SURVEILLANCE, MASCOTS, SUPERHEROES : Anti-carceral colourings of the world
MAY 6, 2020
5pm – 7pm
A Different Booklist
779 Bathurst St.
Artists Hiba Ali and Yasmeen Nematt Alla join scholar Joshua Plencner, in a talk about racist policing and surveillance.
***
In the striking—and short-lived—2016 Marvel Comics superhero series Nighthawk, writer David F. Walker, artist Ramon Villalobos, and colorist Tamra Bonvillain explore themes familiar to recent constellations of social protest: racism, systemic corruption, police violence, religious zealotry, and the dislocations of capitalist economics, among others. Focusing their narrative on an African-American protagonist—Raymond Kane, a shadow-stalking, technologically advanced vigilante named Nighthawk—the politics of racial consciousness, and an explicit critique of whiteness, are foregrounded throughout. While Nighthawk shares tonal similarities with DC Comics’ Batman character, the racial distinction is crucial. As writer Walker explains, the series is essentially an examination of “what it means to be a black superhero in a country infected by the disease of racism.” Based in Chicago, Nighthawk draws readers into a story that both abstracts and roots real-world social ills, constructing a violent, aestheticized “war” against injustice that blurs political ideals and the material means of achieving them.

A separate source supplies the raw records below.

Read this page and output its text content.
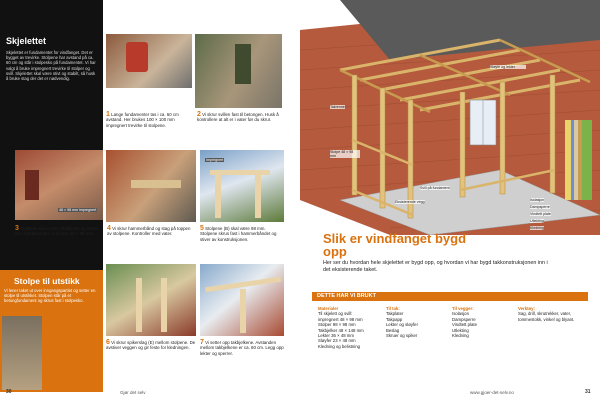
Skjelettet
Skjelettet er fundamentet for vindfanget. Det er bygget av trevirke. Stolpene har avstand på ca. 60 cm og står i stolpesko på fundamentet. Vi har valgt å bruke impregnert trevirke til stolper og svill. Skjelettet skal være stivt og stabilt, så husk å bruke stag der det er nødvendig.
Stolpe til utstikk
Vi lener taket ut over inngangspartiet og setter en stolpe til utstikket. Stolpen står på et betongfundament og skrus fast i stolpesko.
48 × 98 mm impregnert
Impregnert
1 Lange fundamenter tas i ca. 60 cm avstand. Her brukes 100 × 100 mm impregnert trevirke til stolpene.
2 Vi skrur svillen fast til betongen. Husk å kontrollere at alt er i vater før du skrur.
3 Stolpene skrus fast i stolpesko og settes inn i fundamentet. Vi bruker 48 × 98 mm.
4 Vi skrur hammerbånd og stag på toppen av stolpene. Kontroller med vater.
5 Stolpene (B) skal være 98 mm. Stolpene skrus fast i hammerbåndet og stiver av konstruksjonen.
6 Vi skrur spikerslag (E) mellom stolpene. De avstiver veggen og gir feste for kledningen.
7 Vi setter opp takbjelkene. Avstanden mellom takbjelkene er ca. 60 cm. Legg opp lekter og sperrer.
Sløyfe og lekter
Takrenne
Stolpe 48 × 98 mm
Eksisterende vegg
Svill på fundament
Isolasjon
Dampsperre
Vindtett plate
Utlekting
Kledning
Slik er vindfanget bygd opp
Her ser du hvordan hele skjelettet er bygd opp, og hvordan vi har bygd takkonstruksjonen inn i det eksisterende taket.
DETTE HAR VI BRUKT
Materialer
Til skjelett og svill:
impregnert 48 × 98 mm
Stolper 98 × 98 mm
Takbjelker 48 × 148 mm
Lekter 36 × 48 mm
Sløyfer 23 × 48 mm
Kledning og belistning
Til tak:
Takplater
Takpapp
Lekter og sløyfer
Beslag
Skruer og spiker
Til vegger:
Isolasjon
Dampsperre
Vindtett plate
Utlekting
Kledning
Verktøy:
Sag, drill, skrutrekker, vater, tommestokk, vinkel og blyant.
30	Gjør det selv	www.gjoer-det-selv.no	31
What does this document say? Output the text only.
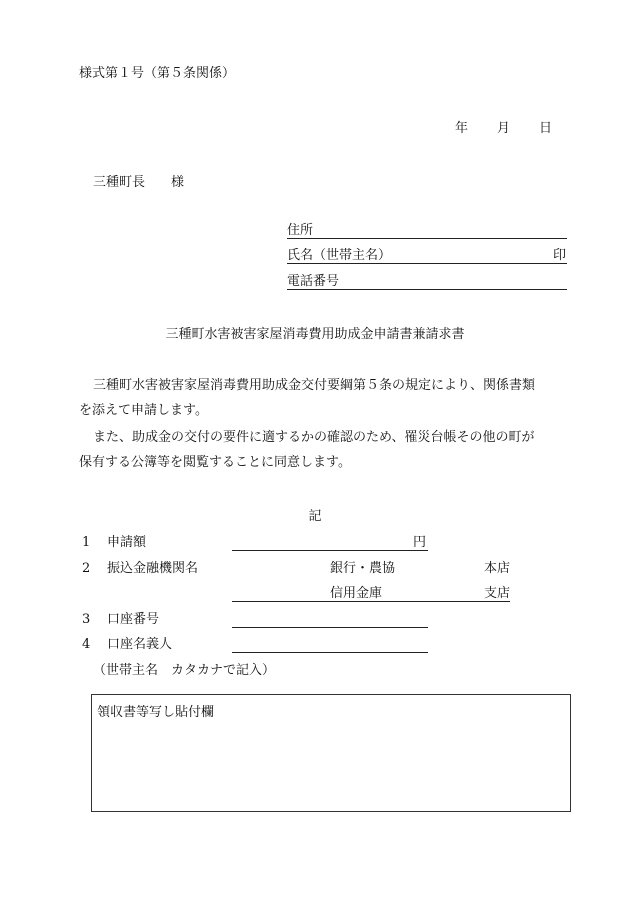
様式第１号（第５条関係）
年 月 日
三種町長　　様
住所
氏名（世帯主名）	印
電話番号
三種町水害被害家屋消毒費用助成金申請書兼請求書
三種町水害被害家屋消毒費用助成金交付要綱第５条の規定により、関係書類
を添えて申請します。
また、助成金の交付の要件に適するかの確認のため、罹災台帳その他の町が
保有する公簿等を閲覧することに同意します。
記
1 申請額	円
2 振込金融機関名	銀行・農協	本店
信用金庫	支店
3 口座番号
4 口座名義人
（世帯主名　カタカナで記入）
領収書等写し貼付欄
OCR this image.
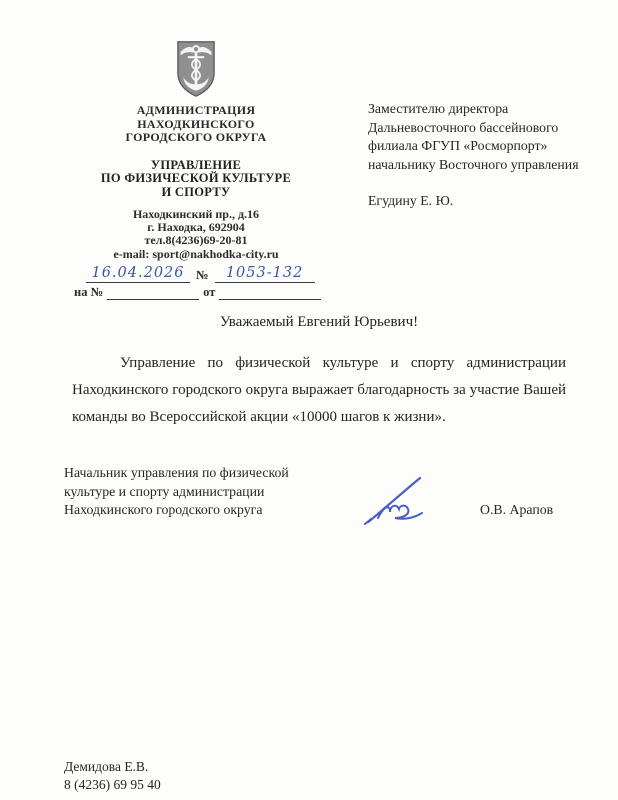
АДМИНИСТРАЦИЯ
НАХОДКИНСКОГО
ГОРОДСКОГО ОКРУГА
УПРАВЛЕНИЕ
ПО ФИЗИЧЕСКОЙ КУЛЬТУРЕ
И СПОРТУ
Находкинский пр., д.16
г. Находка, 692904
тел.8(4236)69-20-81
e-mail: sport@nakhodka-city.ru
16.04.2026 №	1053-132
на №
	от

Заместителю директора
Дальневосточного бассейнового
филиала ФГУП «Росморпорт»
начальнику Восточного управления
Егудину Е. Ю.
Уважаемый Евгений Юрьевич!
Управление по физической культуре и спорту администрации Находкинского городского округа выражает благодарность за участие Вашей команды во Всероссийской акции «10000 шагов к жизни».
Начальник управления по физической
культуре и спорту администрации
Находкинского городского округа	О.В. Арапов
Демидова Е.В.
8 (4236) 69 95 40
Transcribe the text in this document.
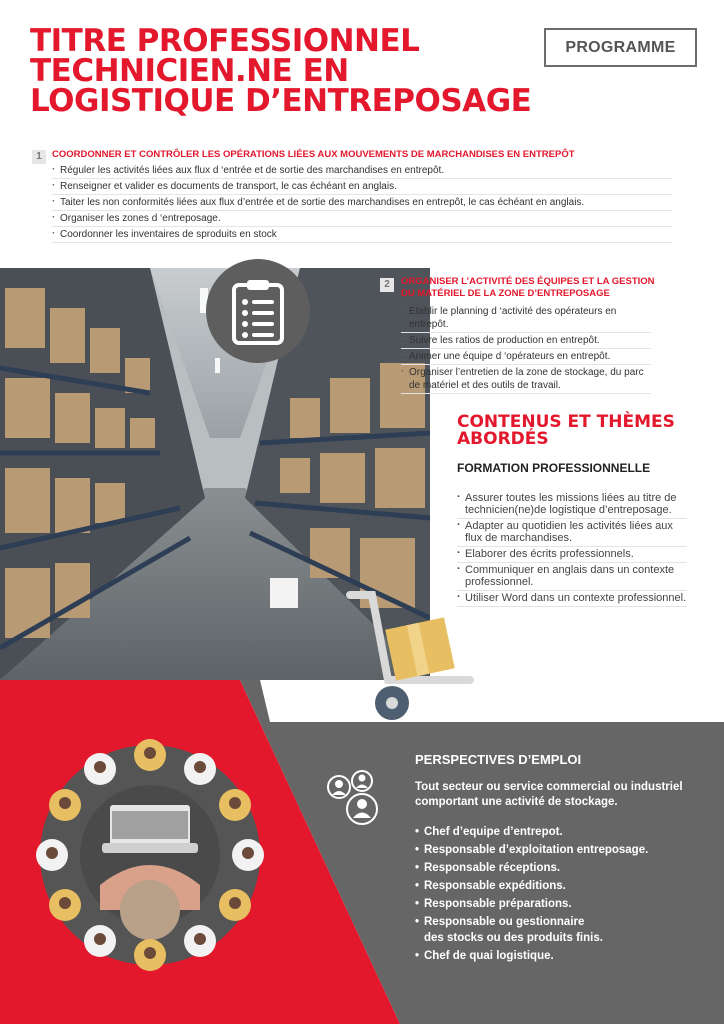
TITRE PROFESSIONNEL
TECHNICIEN.NE EN
LOGISTIQUE D’ENTREPOSAGE
PROGRAMME
1	COORDONNER ET CONTRÔLER LES OPÉRATIONS LIÉES AUX MOUVEMENTS DE MARCHANDISES EN ENTREPÔT
· Réguler les activités liées aux flux d ‘entrée et de sortie des marchandises en entrepôt.
· Renseigner et valider es documents de transport, le cas échéant en anglais.
· Taiter les non conformités liées aux flux d’entrée et de sortie des marchandises en entrepôt, le cas échéant en anglais.
· Organiser les zones d ‘entreposage.
· Coordonner les inventaires de sproduits en stock
2	ORGANISER L’ACTIVITÉ DES ÉQUIPES ET LA GESTION
DU MATÉRIEL DE LA ZONE D’ENTREPOSAGE
· Etablir le planning d ‘activité des opérateurs en entrepôt.
· Suivre les ratios de production en entrepôt.
· Animer une équipe d ‘opérateurs en entrepôt.
· Organiser l’entretien de la zone de stockage, du parc de matériel et des outils de travail.
CONTENUS ET THÈMES
ABORDÉS
FORMATION PROFESSIONNELLE
· Assurer toutes les missions liées au titre de technicien(ne)de logistique d’entreposage.
· Adapter au quotidien les activités liées aux flux de marchandises.
· Elaborer des écrits professionnels.
· Communiquer en anglais dans un contexte professionnel.
· Utiliser Word dans un contexte professionnel.
PERSPECTIVES D’EMPLOI
Tout secteur ou service commercial ou industriel comportant une activité de stockage.
• Chef d’equipe d’entrepot.
• Responsable d’exploitation entreposage.
• Responsable réceptions.
• Responsable expéditions.
• Responsable préparations.
• Responsable ou gestionnaire
des stocks ou des produits finis.
• Chef de quai logistique.
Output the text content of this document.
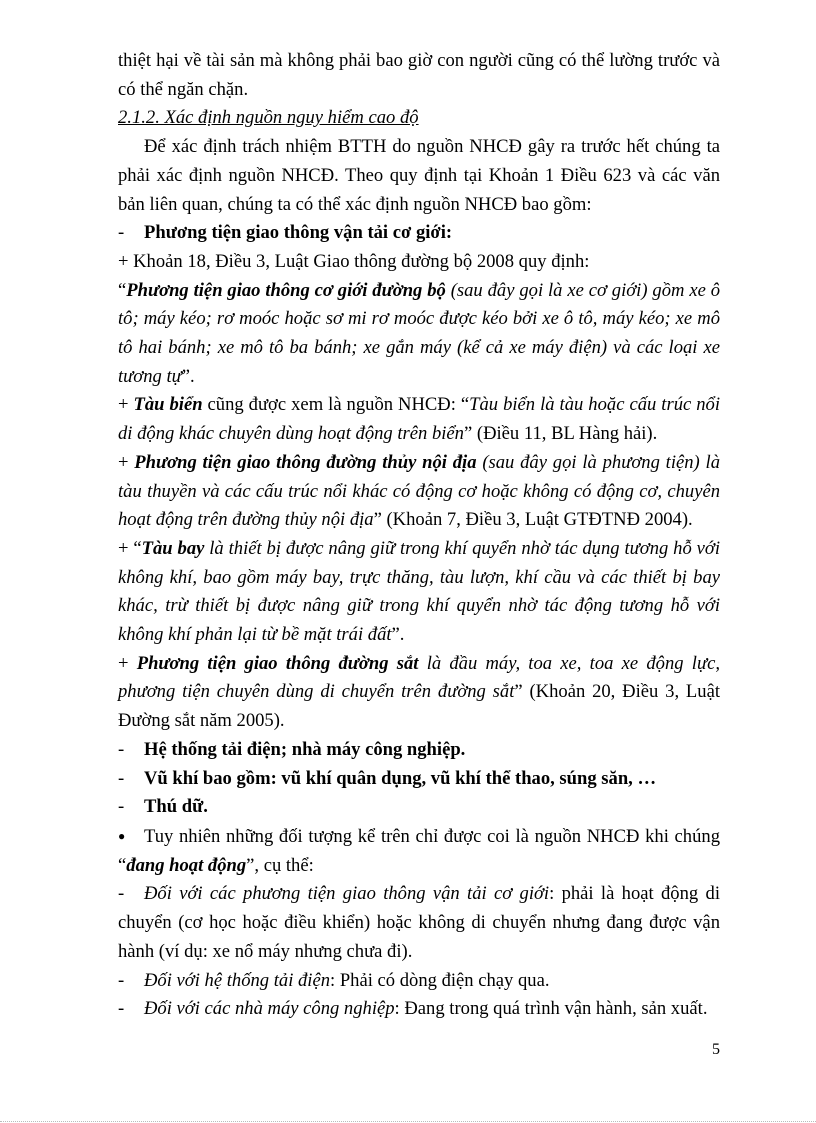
thiệt hại về tài sản mà không phải bao giờ con người cũng có thể lường trước và có thể ngăn chặn.

2.1.2. Xác định nguồn nguy hiểm cao độ

Để xác định trách nhiệm BTTH do nguồn NHCĐ gây ra trước hết chúng ta phải xác định nguồn NHCĐ. Theo quy định tại Khoản 1 Điều 623 và các văn bản liên quan, chúng ta có thể xác định nguồn NHCĐ bao gồm:

- Phương tiện giao thông vận tải cơ giới:

+ Khoản 18, Điều 3, Luật Giao thông đường bộ 2008 quy định:

“Phương tiện giao thông cơ giới đường bộ (sau đây gọi là xe cơ giới) gồm xe ô tô; máy kéo; rơ moóc hoặc sơ mi rơ moóc được kéo bởi xe ô tô, máy kéo; xe mô tô hai bánh; xe mô tô ba bánh; xe gắn máy (kể cả xe máy điện) và các loại xe tương tự”.

+ Tàu biển cũng được xem là nguồn NHCĐ: “Tàu biển là tàu hoặc cấu trúc nổi di động khác chuyên dùng hoạt động trên biển” (Điều 11, BL Hàng hải).

+ Phương tiện giao thông đường thủy nội địa (sau đây gọi là phương tiện) là tàu thuyền và các cấu trúc nổi khác có động cơ hoặc không có động cơ, chuyên hoạt động trên đường thủy nội địa” (Khoản 7, Điều 3, Luật GTĐTNĐ 2004).

+ “Tàu bay là thiết bị được nâng giữ trong khí quyển nhờ tác dụng tương hỗ với không khí, bao gồm máy bay, trực thăng, tàu lượn, khí cầu và các thiết bị bay khác, trừ thiết bị được nâng giữ trong khí quyển nhờ tác động tương hỗ với không khí phản lại từ bề mặt trái đất”.

+ Phương tiện giao thông đường sắt là đầu máy, toa xe, toa xe động lực, phương tiện chuyên dùng di chuyển trên đường sắt” (Khoản 20, Điều 3, Luật Đường sắt năm 2005).

- Hệ thống tải điện; nhà máy công nghiệp.

- Vũ khí bao gồm: vũ khí quân dụng, vũ khí thể thao, súng săn, …

- Thú dữ.

● Tuy nhiên những đối tượng kể trên chỉ được coi là nguồn NHCĐ khi chúng “đang hoạt động”, cụ thể:

- Đối với các phương tiện giao thông vận tải cơ giới: phải là hoạt động di chuyển (cơ học hoặc điều khiển) hoặc không di chuyển nhưng đang được vận hành (ví dụ: xe nổ máy nhưng chưa đi).

- Đối với hệ thống tải điện: Phải có dòng điện chạy qua.

- Đối với các nhà máy công nghiệp: Đang trong quá trình vận hành, sản xuất.

5
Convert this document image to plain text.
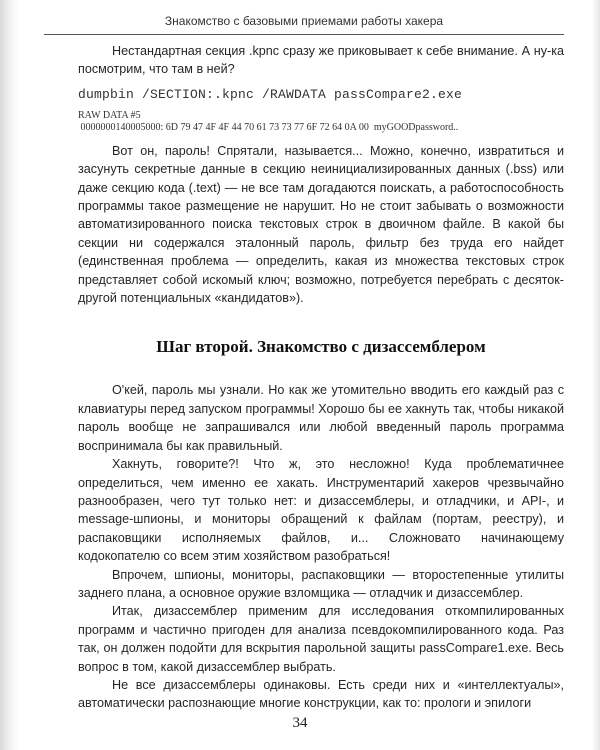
Знакомство с базовыми приемами работы хакера

Нестандартная секция .kpnc сразу же приковывает к себе внимание. А ну-ка посмотрим, что там в ней?

dumpbin /SECTION:.kpnc /RAWDATA passCompare2.exe
RAW DATA #5
0000000140005000: 6D 79 47 4F 4F 44 70 61 73 73 77 6F 72 64 0A 00  myGOODpassword..

Вот он, пароль! Спрятали, называется... Можно, конечно, извратиться и засунуть секретные данные в секцию неинициализированных данных (.bss) или даже секцию кода (.text) — не все там догадаются поискать, а работоспособность программы такое размещение не нарушит. Но не стоит забывать о возможности автоматизированного поиска текстовых строк в двоичном файле. В какой бы секции ни содержался эталонный пароль, фильтр без труда его найдет (единственная проблема — определить, какая из множества текстовых строк представляет собой искомый ключ; возможно, потребуется перебрать с десяток-другой потенциальных «кандидатов»).

Шаг второй. Знакомство с дизассемблером

О'кей, пароль мы узнали. Но как же утомительно вводить его каждый раз с клавиатуры перед запуском программы! Хорошо бы ее хакнуть так, чтобы никакой пароль вообще не запрашивался или любой введенный пароль программа воспринимала бы как правильный.

Хакнуть, говорите?! Что ж, это несложно! Куда проблематичнее определиться, чем именно ее хакать. Инструментарий хакеров чрезвычайно разнообразен, чего тут только нет: и дизассемблеры, и отладчики, и API-, и message-шпионы, и мониторы обращений к файлам (портам, реестру), и распаковщики исполняемых файлов, и... Сложновато начинающему кодокопателю со всем этим хозяйством разобраться!

Впрочем, шпионы, мониторы, распаковщики — второстепенные утилиты заднего плана, а основное оружие взломщика — отладчик и дизассемблер.

Итак, дизассемблер применим для исследования откомпилированных программ и частично пригоден для анализа псевдокомпилированного кода. Раз так, он должен подойти для вскрытия парольной защиты passCompare1.exe. Весь вопрос в том, какой дизассемблер выбрать.

Не все дизассемблеры одинаковы. Есть среди них и «интеллектуалы», автоматически распознающие многие конструкции, как то: прологи и эпилоги

34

Plencner understands the play between abstract and materially-rooted social protest as “polychromatic violence” – a concept that links the resistant posture of the book as a critique of white supremacist political institutions like the Chicago Police Department and the racialized economic forces of gentrification with the specific visual-narrative representations of police brutality and African-American vigilantism tinged by colourist Bonvillain’s acid pink-and-green infused palette. I argue that polychromatic violence in Nighthawk is itself a form of political analysis, one that facilitates comics’ capacity to engage contemporary real-world struggle with acerbic fantasy.